The amount of money being spent on various forms of entertainment these days is growing, but for some reason, the RPG market remains in its limited scope. Why is this? Considering that one of the biggest trends in entertainment has been the so-called interactive experience, I find it surprising that RPGs haven’t been touted loudly. The core of RPGs is interaction and the sharing of fun with other people. However, I realize that these games have had a controversial existence marked with swathes of provocative misinformation and purposeful misunderstandings hounding those who play them.
Perceptions of what these games are and those who play them are the biggest culprit. Not long ago, some umbrage with the images and themes used in the biggest of games, Dungeons and Dragons. Grabbing the headlines, blame for all sorts of horrid and completely imaginary events was unjustly laid at the feet of a mere game. If you look in the right places you can still find this going on today. One of the saddest of these demonetizations came from Jack Chick and his ignorant pamphlets. In it, he unsubtly proclaims that playing D&D leads directly to devil worship, and does so in the most serious of terms. If it wasn’t so sad, all of this would be hilarious. However, since many took them seriously much damage was done to the reputation of RPGs.
To counter these perceptions we must be proactive in advocacy. And to do that we must be honest with ourselves about what we are doing.
Role Playing Games are make believe. Dressed up with esoteric rules and polyhedral dice, we project ourselves into worlds of fantastic designs, supernatural powers, and heroic paragons. But at the very core of this experience is a game of make believe. Couched in these terms RPGs don’t seem very dangerous. Practically childish, in fact. This is a good thing. It takes a sprained mind to twist such a simple idea. However, there is someone else to consider in terming it this way. Us. It will probably take some time for gamers to become comfortable with these terms, nonetheless, this must happen before progress can be made.
Once the idea of “make believe” has been accepted by everyone, we can build on it to show that it’s not a childish escape. There is intellectual, cultural, and artistic merit to the things we do. In taking on these alternative personas, we get a chance to experience life from a different perspective. Questions of a philosophical nature are given life in new and exciting ways not easily experienced in everyday life. This acceptance even gives us a chance to explain the iconography in proper context, finally pushing our hobby out of the metaphorical dungeon it has been languishing in.
There is a second perception which needs to be addressed. The perception of ourselves.
I have been to GenCon twice now and have to say that I could not have met and had fun with nicer people. Strangers and friends alike, everyone found themselves enjoying the fun. Everything else was ignored as unimportant. Gender, identity, ethnicity, and the lines which generally divide humanity were all tossed away. It’s hard to explain to those who have never experienced anything like it, but for all too briefly the only important matter was laughter and fun.

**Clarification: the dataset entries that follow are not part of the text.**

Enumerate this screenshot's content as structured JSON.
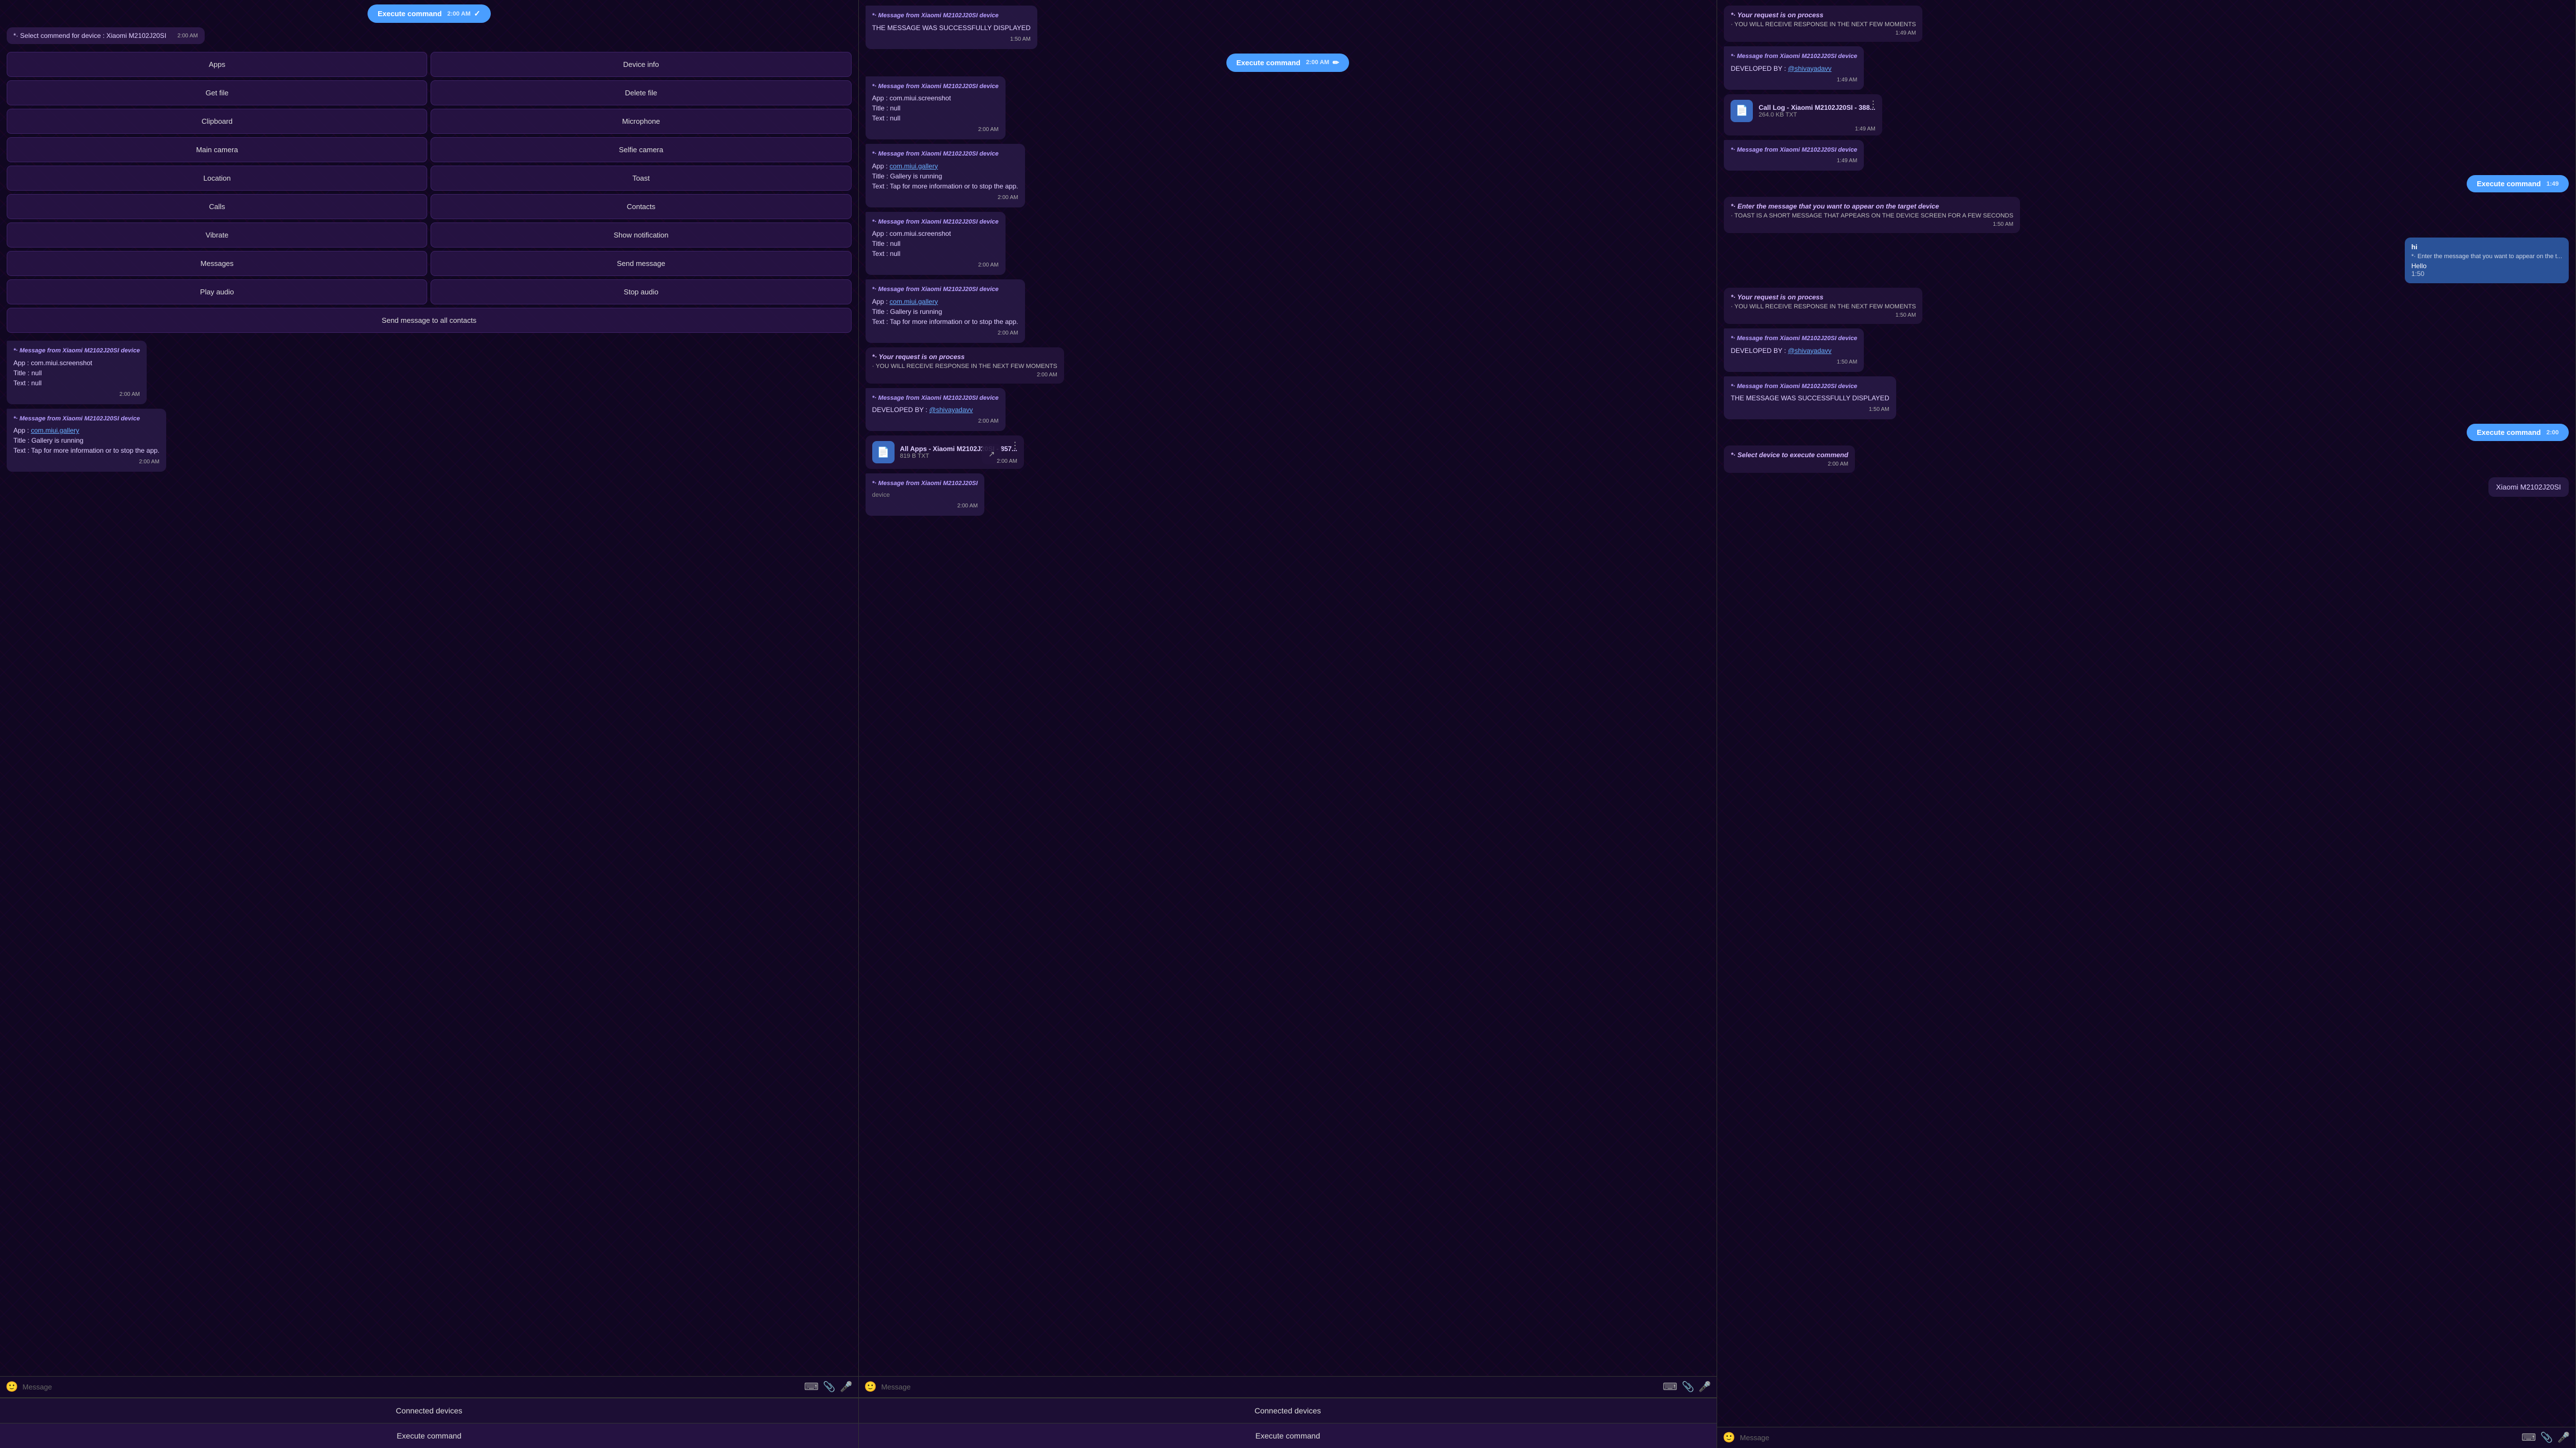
{
  "panels": [
    {
      "id": "left",
      "execute_bubble": {
        "label": "Execute command",
        "time": "2:00 AM"
      },
      "select_msg": {
        "prefix": "*·",
        "text": " Select commend for device",
        "device": " : Xiaomi M2102J20SI",
        "time": "2:00 AM"
      },
      "commands": [
        {
          "label": "Apps",
          "id": "apps"
        },
        {
          "label": "Device info",
          "id": "device-info"
        },
        {
          "label": "Get file",
          "id": "get-file"
        },
        {
          "label": "Delete file",
          "id": "delete-file"
        },
        {
          "label": "Clipboard",
          "id": "clipboard"
        },
        {
          "label": "Microphone",
          "id": "microphone"
        },
        {
          "label": "Main camera",
          "id": "main-camera"
        },
        {
          "label": "Selfie camera",
          "id": "selfie-camera"
        },
        {
          "label": "Location",
          "id": "location"
        },
        {
          "label": "Toast",
          "id": "toast"
        },
        {
          "label": "Calls",
          "id": "calls"
        },
        {
          "label": "Contacts",
          "id": "contacts"
        },
        {
          "label": "Vibrate",
          "id": "vibrate"
        },
        {
          "label": "Show notification",
          "id": "show-notification"
        },
        {
          "label": "Messages",
          "id": "messages"
        },
        {
          "label": "Send message",
          "id": "send-message"
        },
        {
          "label": "Play audio",
          "id": "play-audio"
        },
        {
          "label": "Stop audio",
          "id": "stop-audio"
        },
        {
          "label": "Send message to all contacts",
          "id": "send-all",
          "fullWidth": true
        }
      ],
      "messages": [
        {
          "type": "received",
          "header": "*· Message from Xiaomi M2102J20SI device",
          "body": "App : com.miui.screenshot\nTitle : null\nText : null",
          "time": "2:00 AM"
        },
        {
          "type": "received",
          "header": "*· Message from Xiaomi M2102J20SI device",
          "body": "App : com.miui.gallery\nTitle : Gallery is running\nText : Tap for more information or to stop the app.",
          "link": "com.miui.gallery",
          "time": "2:00 AM"
        }
      ],
      "input": {
        "placeholder": "Message"
      },
      "bottom_buttons": [
        {
          "label": "Connected devices",
          "id": "connected-devices-left"
        },
        {
          "label": "Execute command",
          "id": "execute-command-left"
        }
      ]
    },
    {
      "id": "middle",
      "execute_bubble": {
        "label": "Execute command",
        "time": "2:00 AM"
      },
      "messages": [
        {
          "type": "received_header",
          "header": "*· Message from Xiaomi M2102J20SI device",
          "body": "THE MESSAGE WAS SUCCESSFULLY DISPLAYED",
          "time": "1:50 AM"
        },
        {
          "type": "received",
          "header": "*· Message from Xiaomi M2102J20SI device",
          "body": "App : com.miui.screenshot\nTitle : null\nText : null",
          "time": "2:00 AM"
        },
        {
          "type": "received",
          "header": "*· Message from Xiaomi M2102J20SI device",
          "body_lines": [
            "App : com.miui.gallery",
            "Title : Gallery is running",
            "Text : Tap for more information or to stop the app."
          ],
          "has_link": true,
          "link_text": "com.miui.gallery",
          "time": "2:00 AM"
        },
        {
          "type": "received",
          "header": "*· Message from Xiaomi M2102J20SI device",
          "body": "App : com.miui.screenshot\nTitle : null\nText : null",
          "time": "2:00 AM"
        },
        {
          "type": "received",
          "header": "*· Message from Xiaomi M2102J20SI device",
          "body_lines": [
            "App : com.miui.gallery",
            "Title : Gallery is running",
            "Text : Tap for more information or to stop the app."
          ],
          "has_link": true,
          "link_text": "com.miui.gallery",
          "time": "2:00 AM"
        },
        {
          "type": "status",
          "title": "*· Your request is on process",
          "body": "· YOU WILL RECEIVE RESPONSE IN THE NEXT FEW MOMENTS",
          "time": "2:00 AM"
        },
        {
          "type": "received_dev",
          "header": "*· Message from Xiaomi M2102J20SI device",
          "body": "DEVELOPED BY : @shivayadavv",
          "time": "2:00 AM"
        },
        {
          "type": "file",
          "name": "All Apps  -  Xiaomi M2102J20SI  -  857...",
          "size": "819 B TXT",
          "time": "2:00 AM"
        },
        {
          "type": "received",
          "header": "*· Message from Xiaomi M2102J20SI device",
          "body": "",
          "time": "2:00 AM",
          "partial": true,
          "partial_text": "*· Message from Xiaomi M2102J20SI"
        }
      ],
      "input": {
        "placeholder": "Message"
      },
      "bottom_buttons": [
        {
          "label": "Connected devices",
          "id": "connected-devices-mid"
        },
        {
          "label": "Execute command",
          "id": "execute-command-mid"
        }
      ]
    },
    {
      "id": "right",
      "messages": [
        {
          "type": "status",
          "title": "*· Your request is on process",
          "body": "· YOU WILL RECEIVE RESPONSE IN THE NEXT FEW MOMENTS",
          "time": "1:49 AM"
        },
        {
          "type": "received_dev",
          "header": "*· Message from Xiaomi M2102J20SI device",
          "body": "DEVELOPED BY : @shivayadavv",
          "time": "1:49 AM"
        },
        {
          "type": "file",
          "name": "Call Log  -  Xiaomi M2102J20SI  -  388...",
          "size": "264.0 KB TXT",
          "time": "1:49 AM"
        },
        {
          "type": "received_short",
          "header": "*· Message from Xiaomi M2102J20SI device",
          "time": "1:49 AM"
        },
        {
          "type": "execute_right",
          "label": "Execute command",
          "time": "1:49"
        },
        {
          "type": "instruction",
          "title": "*· Enter the message that you want to appear on the target device",
          "body": "· TOAST IS A SHORT MESSAGE THAT APPEARS ON THE DEVICE SCREEN FOR A FEW SECONDS",
          "time": "1:50 AM"
        },
        {
          "type": "toast_input",
          "greeting": "hi",
          "prompt": "*· Enter the message that you want to appear on the t...",
          "value": "Hello",
          "time": "1:50"
        },
        {
          "type": "status",
          "title": "*· Your request is on process",
          "body": "· YOU WILL RECEIVE RESPONSE IN THE NEXT FEW MOMENTS",
          "time": "1:50 AM"
        },
        {
          "type": "received_dev",
          "header": "*· Message from Xiaomi M2102J20SI device",
          "body": "DEVELOPED BY : @shivayadavv",
          "time": "1:50 AM"
        },
        {
          "type": "received_header",
          "header": "*· Message from Xiaomi M2102J20SI device",
          "body": "THE MESSAGE WAS SUCCESSFULLY DISPLAYED",
          "time": "1:50 AM"
        },
        {
          "type": "execute_right",
          "label": "Execute command",
          "time": "2:00"
        },
        {
          "type": "status",
          "title": "*· Select device to execute commend",
          "body": "",
          "time": "2:00 AM"
        },
        {
          "type": "device_select",
          "label": "Xiaomi M2102J20SI",
          "time": ""
        }
      ],
      "input": {
        "placeholder": "Message"
      }
    }
  ]
}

So why do we accept the picture of a basement dwelling, misogynistic, agoraphobe drenched in sour smelling stains of sweat as the public face for this particular facet of our lives? Why do gamers, RPG players in particular, allow this stereotype to continue unchallenged?

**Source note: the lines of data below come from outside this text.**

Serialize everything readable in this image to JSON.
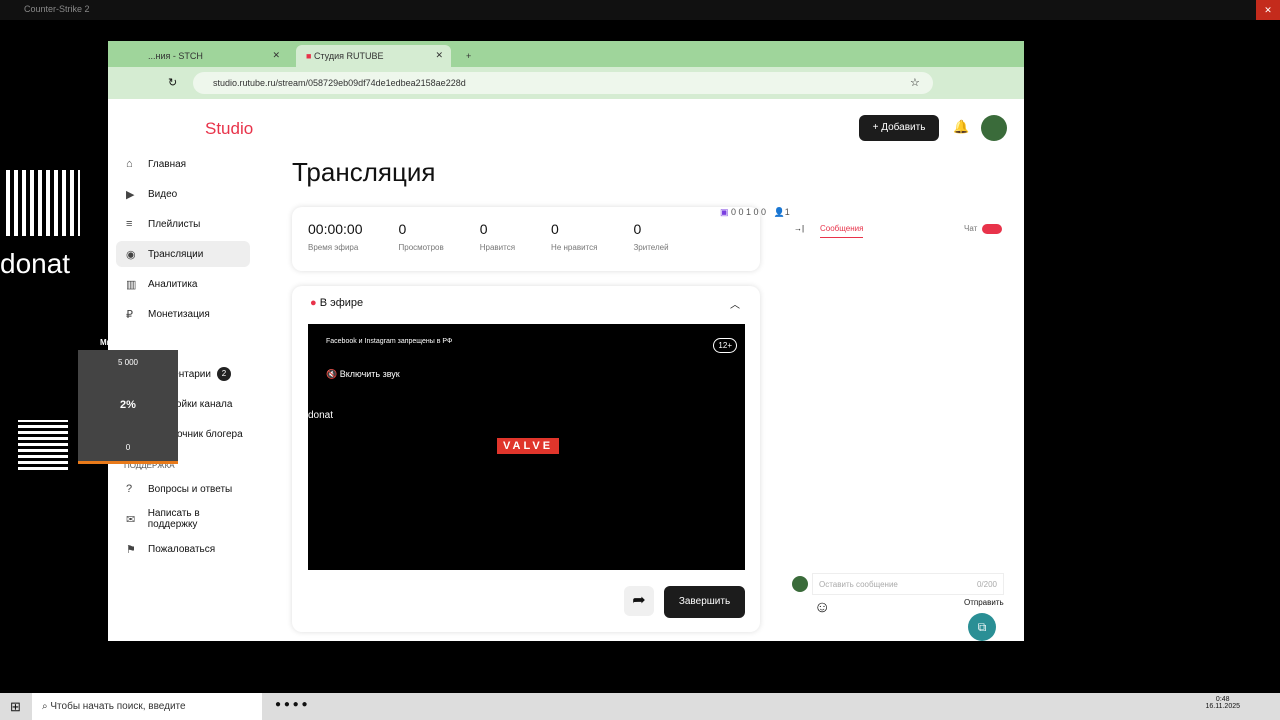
{
  "os": {
    "window_title": "Counter-Strike 2",
    "taskbar_search": "Чтобы начать поиск, введите",
    "time": "0:48",
    "date": "16.11.2025"
  },
  "browser": {
    "tabs": [
      {
        "label": "...ния - STCH"
      },
      {
        "label": "Студия RUTUBE"
      }
    ],
    "url": "studio.rutube.ru/stream/058729eb09df74de1edbea2158ae228d"
  },
  "header": {
    "logo": "Studio",
    "add_label": "Добавить"
  },
  "sidebar": {
    "items": [
      {
        "label": "Главная",
        "icon": "⌂"
      },
      {
        "label": "Видео",
        "icon": "▶"
      },
      {
        "label": "Плейлисты",
        "icon": "≡"
      },
      {
        "label": "Трансляции",
        "icon": "◉"
      },
      {
        "label": "Аналитика",
        "icon": "▥"
      },
      {
        "label": "Монетизация",
        "icon": "₽"
      },
      {
        "label": "Комментарии",
        "icon": "✉",
        "badge": "2"
      },
      {
        "label": "Настройки канала",
        "icon": "⚙"
      },
      {
        "label": "Справочник блогера",
        "icon": "ⓘ"
      }
    ],
    "support_title": "ПОДДЕРЖКА",
    "support": [
      {
        "label": "Вопросы и ответы",
        "icon": "?"
      },
      {
        "label": "Написать в поддержку",
        "icon": "✉"
      },
      {
        "label": "Пожаловаться",
        "icon": "⚑"
      }
    ]
  },
  "main": {
    "title": "Трансляция",
    "stats": [
      {
        "value": "00:00:00",
        "label": "Время эфира"
      },
      {
        "value": "0",
        "label": "Просмотров"
      },
      {
        "value": "0",
        "label": "Нравится"
      },
      {
        "value": "0",
        "label": "Не нравится"
      },
      {
        "value": "0",
        "label": "Зрителей"
      }
    ],
    "live_label": "В эфире",
    "video_notice": "Facebook и Instagram запрещены в РФ",
    "age": "12+",
    "unmute": "Включить звук",
    "video_logo": "VALVE",
    "video_donat": "donat",
    "finish_label": "Завершить"
  },
  "chat": {
    "platforms": "0  0  1  0  0",
    "viewers": "1",
    "tab": "Сообщения",
    "toggle_label": "Чат",
    "placeholder": "Оставить сообщение",
    "counter": "0/200",
    "send": "Отправить"
  },
  "overlay": {
    "donat": "donat",
    "mic_label": "Микрофон",
    "max": "5 000",
    "percent": "2%",
    "min": "0",
    "progress": 0.02
  }
}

The vast majority of us aren’t represented by this view. For some unknown reason, we tolerate it, and it keeps people away. I’m beginning to think that deep inside we are all elitist assholes. That we don’t want other people to play if it’s not someone already approved. I hope this isn’t the case because it couldn’t be further from how I feel. I like including more people, new people, in my sessions. I like new faces because it means we get new views on the story. There will always be a few outliers that do live in their parent’s basement, eschewing greater social contact for the insulating glow of 20 watt bulbs and the screen of their computers, but that does not mean we accept it as the face the rest of the world judges us by. It by no means is me, my wife, or my friends.
A few years back Wil Wheaton gave the keynote at PAX. In it, he goes through why he continues his gaming and why he exposed his kids to it. In the end he give some sage advice to those who want to spread the word. Don’t be a dick. I cannot think of a singular, simpler way to express what must be done to get more people to join in the fun.
Play. Have fun. Include strangers. And don’t be a dick.